После долгого молчания Гнат спросил:
– Методика… Я думал о чем-то подобном… Но на Альбу не грешил… В городе все ее считали тихой шизоидной стервой, и не больше того… – Генерал вздохнул. – Подмял меня стереотип. Старею. Ты уверен, что методика уничтожена?
– Да.
– И под «полиграфом» все, что мне нарассказывал, повторишь? Это я к тому – чтобы не задерживаться у нас… надолго.
Слово «надолго» прозвучало с интонацией «навсегда».
– Легко. «Полиграф» моя любимая машинка с юности. И поиграться с ней – одно удовольствие.
Гнат покачал головой:
– Кому удовольствие, кому работа. Аскер уже пообщался.
– И что выдала умная техника? – невинно осведомился я.
– Такое впечатление, никаких у него эмоций. И мыслей – тоже.
– Анекдот хочешь? Короткий. Восторженный Моня – бухгалтеру Рабиновичу: «Рабинович, посмотрите, какие звезды!» – «Да… Они это могут».

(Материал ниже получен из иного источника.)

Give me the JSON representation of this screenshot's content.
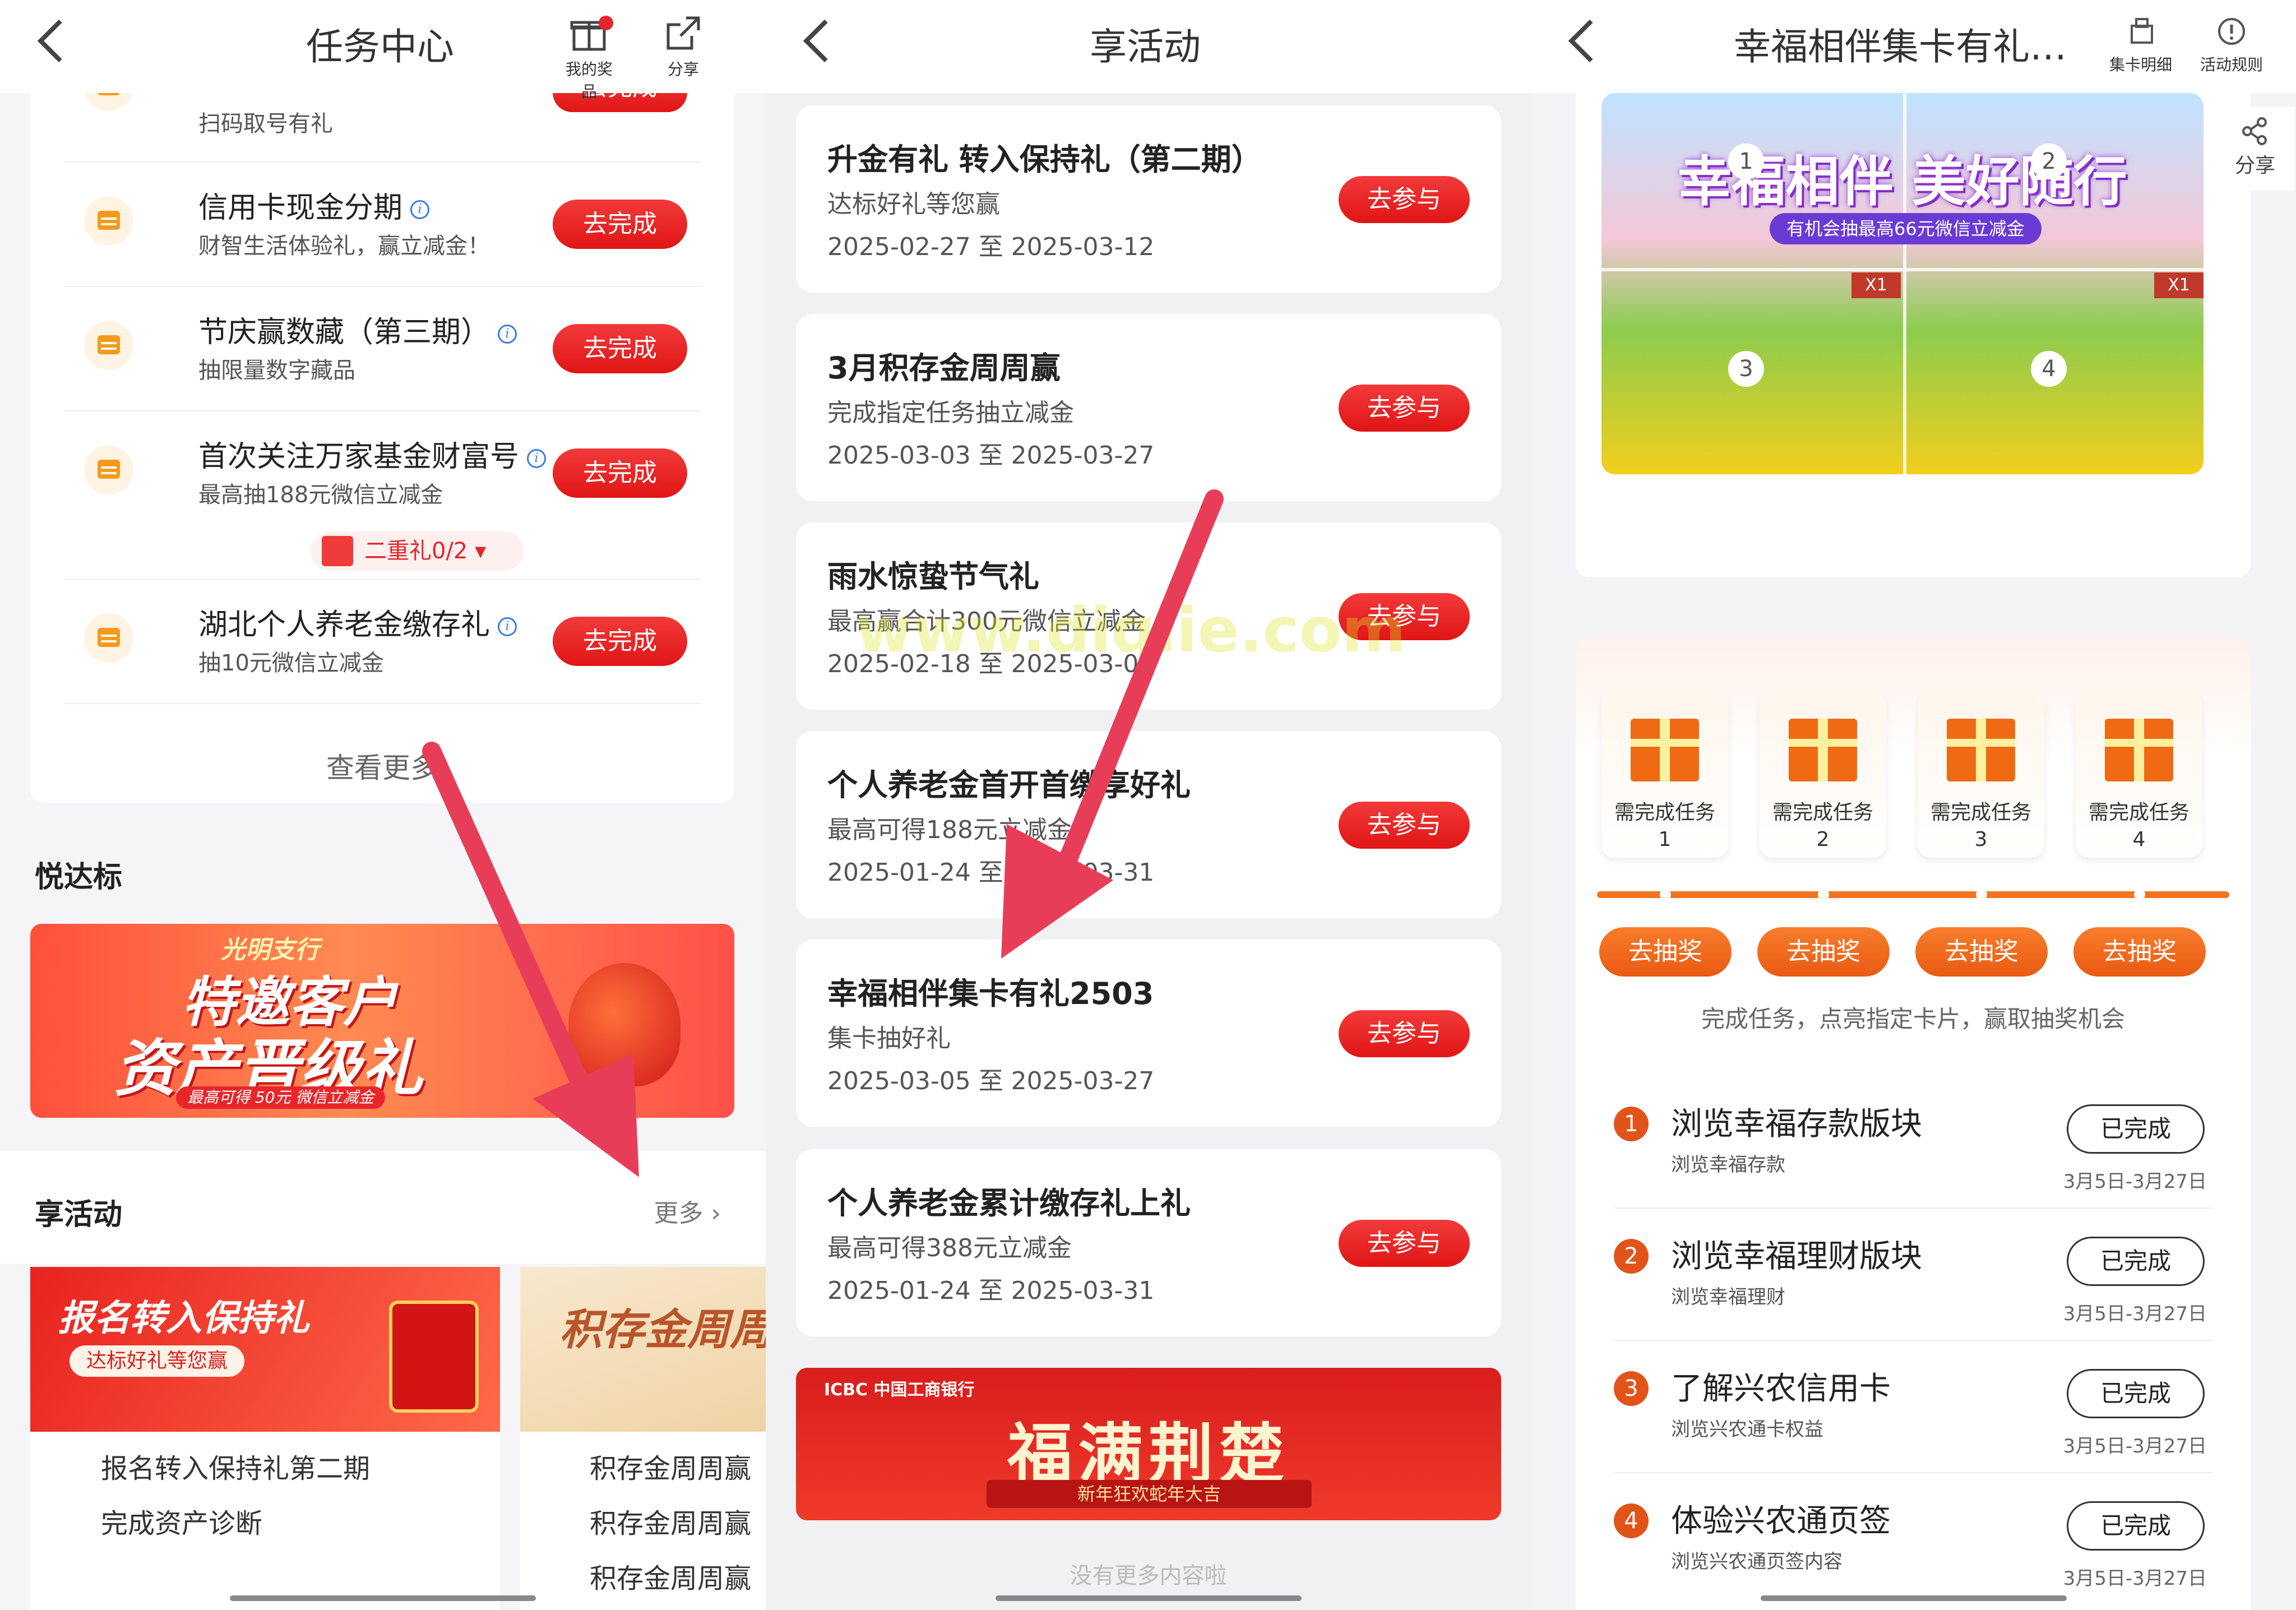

– Они это могут… – раздумчиво повторил Гнатюк. – Ладно, вопросов к тебе больше нет. Вот только… Рисунки вы действительно сожгли?
– Да.
– Жаль. Я бы одним глазком глянул.
– Как сказано у Сираха – что дано тебе, о том размышляй, ибо не нужно тебе то, что сокрыто.
– Мудро.
Мы курили и молчали. Жизнь разбрасывает людей, и, пересекаясь на время в той или иной ситуации с каким-то человеком, не понимаешь даже – чувствуешь, как вы похожи… Или – были похожи – давно, в том прошлом, какое истаяло золой… И становится жалко… или этого прошлого, или того, что вы сделались другими. Бог знает.
– Эжена нашли? – спросил я.
– Да. Он напился и уехал к Гоше. Чем он был напуган и отчего – объяснить не мог. Впрочем, спьяну так бывает. Короче, спал он в собачьей будке под охраной огромного волкодава по кличке Орган. Символично. Ладно, разбежались. Ты – птица вольная, а мне еще работать и работать. И – хочешь совет? Уходя со сцены – не забывай выйти из роли.
Глава 95
…Я брел через опустевший ночной город, сам не зная куда. Идти в особняк на набережной мне не хотелось – было как-то неловко появиться там сейчас… А больше пристанища в этом городе у меня не было.
Сначала я вышел на пустую площадь, на которой некогда играл Эжен еще ребенком… И обрывки мелодий бродили в усталой моей памяти… «Музыка лучше всего. Можно закрыть глаза и улететь далеко-далеко, в прекрасные страны, где все счастливы и беззаботны. Если бы я только смог… сделать так, чтобы люди оказались в своих снах, самых красивых, где все их близкие живы, и там, где много тепла и солнца…»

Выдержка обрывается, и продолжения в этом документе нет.